At the time of this writing, Intel only accounts for a small percentage of the Money Sprout Index. It currently makes up 2.0% of our overall portfolio. Over time, I expect our assets to slowly grow in this dividend stock through dividend reinvestment and annual dividend increases.

Since our first purchase in the company, we have earned $152.20 in dividends from INTC.

Here are a few stats from owning stock in Intel for the past 5+ years –

  • Total Investment – $1,175.69
  • Shares Purchased – 46.000
  • Dividends Earned – $152.20
  • DRiP Shares – 1.933

To date, we have earned back 12.95% of our original investment in dividends! Despite no dividend increase in 2014, this is still a healthy return. Some dividend investors may choose to sell a stock when a company freezes it’s dividend. However, I don’t always agree with this strategy. As long as a company is able to maintain their dividend and the payout ratio remains below 60% … we prefer to hold onto our shares.

I think this is a great example of buy and hold for the long term. It doesn’t always work out to sell a stock, just because they don’t raise their dividend every year.

What a cool feeling it is to earn back almost 13% of our original investment just in dividends on a stock that we don’t really pay that much attention to. And of course, all of those dividends over the years have been reinvested back into more shares of INTC stock to help accelerate our income. This helps make up for the lack of dividend increase in 2014.

At the time of this writing, INTC does meet our stock screen criteria based on the following metrics –

  • Current Yield – 3.11%
  • Payout Ratio – 45.02%
  • P/E Ratio – 15.25

The company has a payout ratio well below 60% which is great. In addition, the P/E ratio is much lower than the 20 threshold we look for at 15.25.

The company also has a competitive current yield of 3.11%. Those are hard to find in a market like we are seeing now.

Despite these positive metrics for INTC, we have the company as a HOLD for our portfolio.

While INTC has been a piece of our dividend income foundation … there are better opportunities at this time. The dividend freeze in 2014 took them off of the Dividend Contender’s list that we look at. If the company can manage to increase their dividend at a decent growth rate over the next 2 years … then they may get put back on the Dividend Challenger’s list.

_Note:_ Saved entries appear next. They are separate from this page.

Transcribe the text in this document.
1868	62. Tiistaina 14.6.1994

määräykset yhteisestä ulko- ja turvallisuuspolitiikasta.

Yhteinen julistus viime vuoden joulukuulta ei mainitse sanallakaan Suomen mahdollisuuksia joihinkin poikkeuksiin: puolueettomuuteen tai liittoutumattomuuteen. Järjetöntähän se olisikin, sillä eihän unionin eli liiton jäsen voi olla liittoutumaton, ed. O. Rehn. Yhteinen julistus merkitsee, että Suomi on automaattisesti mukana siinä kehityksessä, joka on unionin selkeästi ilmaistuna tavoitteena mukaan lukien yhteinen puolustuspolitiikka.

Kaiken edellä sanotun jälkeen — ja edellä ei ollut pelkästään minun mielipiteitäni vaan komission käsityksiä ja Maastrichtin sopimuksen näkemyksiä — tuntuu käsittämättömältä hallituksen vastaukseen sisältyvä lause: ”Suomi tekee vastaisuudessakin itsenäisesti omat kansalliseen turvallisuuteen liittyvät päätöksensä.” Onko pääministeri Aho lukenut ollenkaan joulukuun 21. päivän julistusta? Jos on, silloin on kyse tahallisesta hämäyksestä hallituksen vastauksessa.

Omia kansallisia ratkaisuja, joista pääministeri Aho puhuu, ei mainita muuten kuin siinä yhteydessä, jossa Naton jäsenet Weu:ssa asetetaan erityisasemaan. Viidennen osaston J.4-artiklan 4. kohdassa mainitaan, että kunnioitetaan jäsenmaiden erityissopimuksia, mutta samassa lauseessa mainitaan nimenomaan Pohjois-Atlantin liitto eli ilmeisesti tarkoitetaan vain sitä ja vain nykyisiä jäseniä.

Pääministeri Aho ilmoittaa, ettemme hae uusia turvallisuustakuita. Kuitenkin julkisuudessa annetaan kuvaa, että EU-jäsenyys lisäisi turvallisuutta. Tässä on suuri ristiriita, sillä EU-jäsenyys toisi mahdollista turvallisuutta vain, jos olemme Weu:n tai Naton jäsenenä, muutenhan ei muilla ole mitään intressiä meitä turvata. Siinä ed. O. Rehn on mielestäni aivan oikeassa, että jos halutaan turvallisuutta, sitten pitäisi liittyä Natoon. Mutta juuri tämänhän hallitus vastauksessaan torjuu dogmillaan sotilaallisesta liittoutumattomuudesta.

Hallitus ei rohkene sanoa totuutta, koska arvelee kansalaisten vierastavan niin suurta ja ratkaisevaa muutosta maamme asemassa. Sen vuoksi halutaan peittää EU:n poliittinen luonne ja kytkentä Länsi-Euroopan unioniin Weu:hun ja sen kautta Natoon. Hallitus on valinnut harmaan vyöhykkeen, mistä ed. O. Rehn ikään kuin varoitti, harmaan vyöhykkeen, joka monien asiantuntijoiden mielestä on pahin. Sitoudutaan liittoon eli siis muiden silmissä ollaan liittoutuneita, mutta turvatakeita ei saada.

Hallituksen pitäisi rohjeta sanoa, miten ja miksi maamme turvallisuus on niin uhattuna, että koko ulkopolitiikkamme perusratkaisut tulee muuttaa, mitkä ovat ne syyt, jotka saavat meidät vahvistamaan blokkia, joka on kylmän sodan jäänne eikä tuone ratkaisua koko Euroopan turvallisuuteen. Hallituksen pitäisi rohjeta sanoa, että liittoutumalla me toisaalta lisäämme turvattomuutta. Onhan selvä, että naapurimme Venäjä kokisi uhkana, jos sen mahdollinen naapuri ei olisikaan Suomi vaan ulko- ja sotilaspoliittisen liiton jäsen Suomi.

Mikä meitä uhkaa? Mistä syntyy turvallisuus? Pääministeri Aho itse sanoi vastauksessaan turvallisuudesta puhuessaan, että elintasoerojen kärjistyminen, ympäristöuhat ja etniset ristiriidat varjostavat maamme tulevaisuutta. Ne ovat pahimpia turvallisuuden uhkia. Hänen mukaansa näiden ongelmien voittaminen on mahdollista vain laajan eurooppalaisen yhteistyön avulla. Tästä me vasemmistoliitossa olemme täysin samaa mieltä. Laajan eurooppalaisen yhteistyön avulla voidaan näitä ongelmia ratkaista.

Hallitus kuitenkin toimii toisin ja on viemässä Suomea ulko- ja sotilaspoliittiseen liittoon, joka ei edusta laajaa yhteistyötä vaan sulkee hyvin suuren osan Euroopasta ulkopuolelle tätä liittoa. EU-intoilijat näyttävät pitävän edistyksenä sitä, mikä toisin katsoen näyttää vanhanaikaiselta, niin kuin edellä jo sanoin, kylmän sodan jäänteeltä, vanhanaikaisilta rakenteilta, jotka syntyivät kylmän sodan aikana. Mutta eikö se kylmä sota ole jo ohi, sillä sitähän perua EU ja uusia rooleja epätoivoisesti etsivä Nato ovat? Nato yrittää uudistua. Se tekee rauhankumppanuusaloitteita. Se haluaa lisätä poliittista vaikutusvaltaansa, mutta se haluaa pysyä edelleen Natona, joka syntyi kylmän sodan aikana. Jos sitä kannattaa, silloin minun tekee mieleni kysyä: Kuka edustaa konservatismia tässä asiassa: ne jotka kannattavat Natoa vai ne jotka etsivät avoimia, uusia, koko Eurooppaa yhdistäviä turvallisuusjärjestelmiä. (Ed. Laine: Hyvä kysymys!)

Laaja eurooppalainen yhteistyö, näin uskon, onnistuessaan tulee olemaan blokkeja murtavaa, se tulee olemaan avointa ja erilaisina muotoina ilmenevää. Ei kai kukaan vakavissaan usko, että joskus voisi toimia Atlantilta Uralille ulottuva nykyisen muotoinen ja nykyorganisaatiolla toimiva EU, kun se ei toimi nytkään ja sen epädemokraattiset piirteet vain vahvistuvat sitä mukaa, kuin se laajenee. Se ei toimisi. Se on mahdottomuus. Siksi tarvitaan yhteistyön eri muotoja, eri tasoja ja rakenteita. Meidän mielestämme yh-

If the metrics still look attractive, we may consider putting them on our “watch list” and invest new dollars. In the meantime, we will put our new money in more attractive companies.

We will also continue to hold our existing shares in Intel and reinvest dividends each quarter to continue the slow growth. If at any time, the company were to cut their dividend, then we would sell our shares in the company.

Full Disclosure – At the time of this writing, we owned shares in the following stocks noted in this post – INTC. The material above is not a recommendation to buy. Please do your own research on a company before deciding to invest.